The analysis is also fundamentally flawed because it doesn’t use the actual electricity rates in each city, and it uses the 2014 average price, $3.48 per gallon, for the cost of gasoline. They should use the actual cost of electricity in each city, for example $.31/kWh in NYC. They should also show the total cost of ownership for hybrids and non-hybrids at both the average 2014 cost and the much lower current cost in 2015.

But they just slapped this together in 15 minutes to sell an article. Doing all that would be work. 😉

I wouldn’t consider buying EV’s as being stupid. Leases do not work well for people that drive a lot of miles. I am on track to put 24K/year on my model S and did not have an option to lease with that many miles through Tesla. I also bought my 2012 Volt and paid $26K after all the incentives. I can probably sell it for $14K after owning it for 4 years, so that would be $250/month for a car with a $45K sticker. I am sure there are plenty of similar situations.

You could say the same thing about any car. A Honda Civic loses 30% of its value the moment you drive it off the lot too.

Actually, $6,000 is the maximum tax incentive. The actual incentive each individual car qualifies for is based upon the size of the battery and the initial MSRP for the base model of the car. Because of this, there are cars that won’t qualify for the full $6,000 incentive.

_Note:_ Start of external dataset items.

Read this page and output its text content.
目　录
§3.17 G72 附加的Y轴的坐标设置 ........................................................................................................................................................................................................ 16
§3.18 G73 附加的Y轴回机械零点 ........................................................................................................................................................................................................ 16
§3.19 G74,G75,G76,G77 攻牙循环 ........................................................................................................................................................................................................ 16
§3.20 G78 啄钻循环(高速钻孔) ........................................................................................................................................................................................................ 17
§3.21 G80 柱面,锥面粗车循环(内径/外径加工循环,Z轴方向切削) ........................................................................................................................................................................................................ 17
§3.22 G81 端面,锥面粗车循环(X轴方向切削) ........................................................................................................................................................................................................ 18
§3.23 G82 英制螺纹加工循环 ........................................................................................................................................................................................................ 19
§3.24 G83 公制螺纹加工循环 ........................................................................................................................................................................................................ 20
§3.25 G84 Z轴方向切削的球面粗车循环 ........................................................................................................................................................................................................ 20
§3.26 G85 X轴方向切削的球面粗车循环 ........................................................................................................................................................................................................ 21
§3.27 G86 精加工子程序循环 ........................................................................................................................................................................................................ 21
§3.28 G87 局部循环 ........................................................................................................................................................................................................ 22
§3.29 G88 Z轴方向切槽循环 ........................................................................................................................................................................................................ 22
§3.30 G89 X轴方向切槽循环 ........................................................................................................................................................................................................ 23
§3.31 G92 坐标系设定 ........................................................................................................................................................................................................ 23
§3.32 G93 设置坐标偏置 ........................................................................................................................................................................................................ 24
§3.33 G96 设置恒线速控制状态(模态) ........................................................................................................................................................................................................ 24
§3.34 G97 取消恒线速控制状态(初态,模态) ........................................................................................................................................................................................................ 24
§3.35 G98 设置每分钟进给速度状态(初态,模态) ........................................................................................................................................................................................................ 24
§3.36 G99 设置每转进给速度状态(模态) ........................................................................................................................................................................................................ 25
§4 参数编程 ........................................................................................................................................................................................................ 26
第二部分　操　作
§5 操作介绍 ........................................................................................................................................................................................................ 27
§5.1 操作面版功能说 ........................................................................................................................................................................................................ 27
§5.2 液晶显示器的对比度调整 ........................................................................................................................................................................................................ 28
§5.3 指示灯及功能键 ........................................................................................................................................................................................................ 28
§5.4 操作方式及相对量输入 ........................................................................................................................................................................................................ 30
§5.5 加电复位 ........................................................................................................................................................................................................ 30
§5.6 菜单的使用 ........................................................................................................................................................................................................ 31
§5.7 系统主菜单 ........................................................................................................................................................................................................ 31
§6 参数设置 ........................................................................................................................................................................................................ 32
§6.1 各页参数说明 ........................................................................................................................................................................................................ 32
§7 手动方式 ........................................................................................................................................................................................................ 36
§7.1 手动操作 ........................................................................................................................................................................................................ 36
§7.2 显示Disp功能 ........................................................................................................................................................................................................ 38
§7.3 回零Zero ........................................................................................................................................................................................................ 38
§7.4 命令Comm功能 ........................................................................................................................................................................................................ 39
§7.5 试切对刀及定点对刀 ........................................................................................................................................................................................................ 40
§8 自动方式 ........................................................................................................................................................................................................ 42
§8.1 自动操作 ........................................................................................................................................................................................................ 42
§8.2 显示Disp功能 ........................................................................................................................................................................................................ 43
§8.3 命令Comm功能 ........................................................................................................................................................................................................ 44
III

I’m guessing they must have taken that into account when they came up with the $5,000 tax incentive number?

Looking at the graph, it is clear that it’s based on outdated from data prior to June 2015.

eg: Atlanta great incentive on purchase that lowered cost of ownership, which was removed
eg: no mention of metro areas (states) that have added EV registration fees in 2014/15. These fees have added to the operation cost of an EV. (Seattle, Atlanta, etc)

This needs be set for real time analysis

From the original source:

“Studies suggest that BEV costs may fall further; battery and manufacturing costs, which make up a significant share of total vehicle cost, are decreasing at about 6% each year”

Consumers won’t see all of the reductions in manufacturing and battery costs as lower prices. Some of those savings will go towards larger batteries and making the vehicles profitable for car makers.

“2014 fuel prices are 11 cents per kWh of electricity and $3.48 per gallon of gasoline”

Neither is close to be true anymore thus the lower sales of EVs.

Not too many states are offering $0.11/kWh or lower in electricity cost these days.

The most recent info available at the U.S. Energy Information Agency, for August 2015, shows State electricity prices ranging from a low of 9.36¢ per kWh for Washington State, to a high of 19.20¢ for Connecticut… not counting the very high outliers of Hawaii and Alaska. The national national average is 12.93¢, and I count ten states with electricity prices lower than 11¢.


Assuming that Sven is correct in stating that whoever did this analysis didn’t bother to check gas and electricity prices for local areas, then the figures on the graph above are too inaccurate to be useful.

Data requires research

The comments here are hilarious. This data takes time to compile, folks. Getting it through 2014– which it clearly states — was probably enough of a headache for the ICCT. Who do you think funds this stuff? On that note, feel free to make a donation or offer other support for the ICCT. They’re the ones that caught VW with the diesel scandal, too.